L’ère Trump offre l’opportunité d’un cours accéléré en psychologie de la désinformation. Entre les biais de confirmation et les Facebookiens qui partagent un texte sans l’avoir lu, journalistes et communicateurs tentent de s’ajuster.
Jusqu’à six personnes sur 10 ne liront que le titre d’un article, rappelle le psychologue Gleb Tsipursky dans le Scientific American. Par conséquent, un titre tel que Trump accuse Obama d’avoir mis ses téléphones sous écoute sera accepté tel quel par six lecteurs sur 10: ses partisans verront ce titre comme une accusation fondée, ses opposants le verront comme une accusation sans fondement. Ce « déficit d’attention » explique qu’au cours des derniers mois, de plus en plus de médias américains aient pris l’habitude d’introduire des mots tels que « mensonge » ou « fausseté » dans leurs titres, plutôt que le traditionnel « il affirme que » ou « il déclare que ».

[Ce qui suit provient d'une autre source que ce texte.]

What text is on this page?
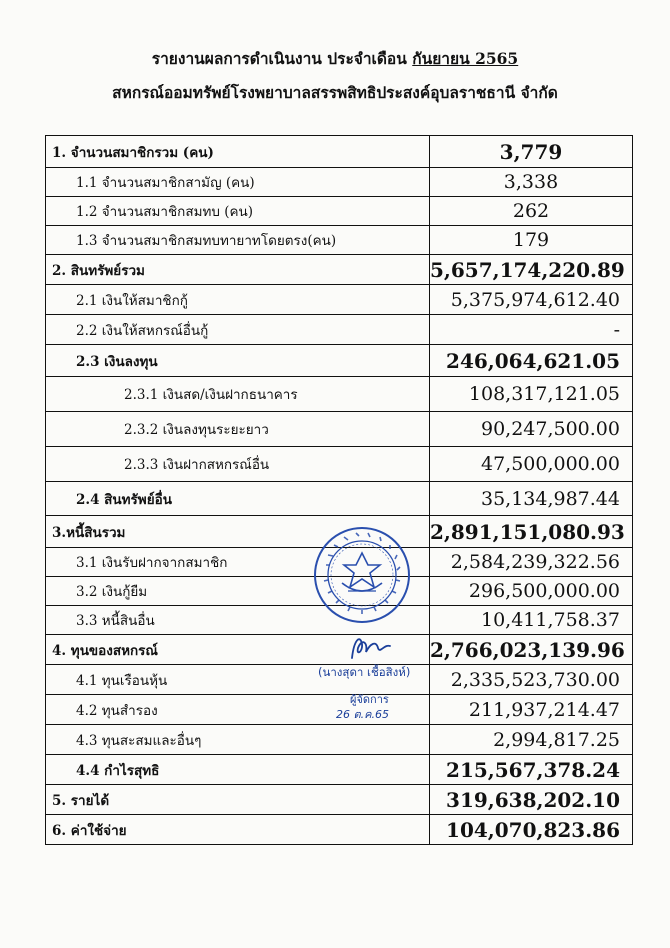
รายงานผลการดำเนินงาน ประจำเดือน กันยายน 2565
สหกรณ์ออมทรัพย์โรงพยาบาลสรรพสิทธิประสงค์อุบลราชธานี จำกัด
1. จำนวนสมาชิกรวม (คน)	3,779
1.1 จำนวนสมาชิกสามัญ (คน)	3,338
1.2 จำนวนสมาชิกสมทบ (คน)	262
1.3 จำนวนสมาชิกสมทบทายาทโดยตรง(คน)	179
2. สินทรัพย์รวม	5,657,174,220.89
2.1 เงินให้สมาชิกกู้	5,375,974,612.40
2.2 เงินให้สหกรณ์อื่นกู้	-
2.3 เงินลงทุน	246,064,621.05
2.3.1 เงินสด/เงินฝากธนาคาร	108,317,121.05
2.3.2 เงินลงทุนระยะยาว	90,247,500.00
2.3.3 เงินฝากสหกรณ์อื่น	47,500,000.00
2.4 สินทรัพย์อื่น	35,134,987.44
3.หนี้สินรวม	2,891,151,080.93
3.1 เงินรับฝากจากสมาชิก	2,584,239,322.56
3.2 เงินกู้ยืม	296,500,000.00
3.3 หนี้สินอื่น	10,411,758.37
4. ทุนของสหกรณ์	2,766,023,139.96
4.1 ทุนเรือนหุ้น	2,335,523,730.00
4.2 ทุนสำรอง	211,937,214.47
4.3 ทุนสะสมและอื่นๆ	2,994,817.25
4.4 กำไรสุทธิ	215,567,378.24
5. รายได้	319,638,202.10
6. ค่าใช้จ่าย	104,070,823.86
(นางสุดา เชื้อสิงห์)
ผู้จัดการ
26 ต.ค.65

Ils ont compris intuitivement ce que Tsipursky explique dans son langage savant: « Cet engagement avec le titre et les premiers paragraphes, centrés sur les accusations de Trump, amène [le lecteur] à expérimenter « l’ancrage ». Cette erreur de raisonnement bien documentée résulte de la façon dont nous traitons l’information que nous rencontrons en premier. Cette information initiale influence la totalité de notre perspective sur un sujet, colorant tout le contenu que nous recevrons par la suite, même après que nous aurons eu une information plus complète. Le gros de l’information que les gens retiendront d’une telle couverture consistera en une vague impression d’un Trump injustement mis sur écoute par le « méchant » Obama… Cette façon de penser fallacieuse nous conduit à retenir l’information qui contient le plus d’émotion, peu importe qu’elle soit factuelle ou pertinente. »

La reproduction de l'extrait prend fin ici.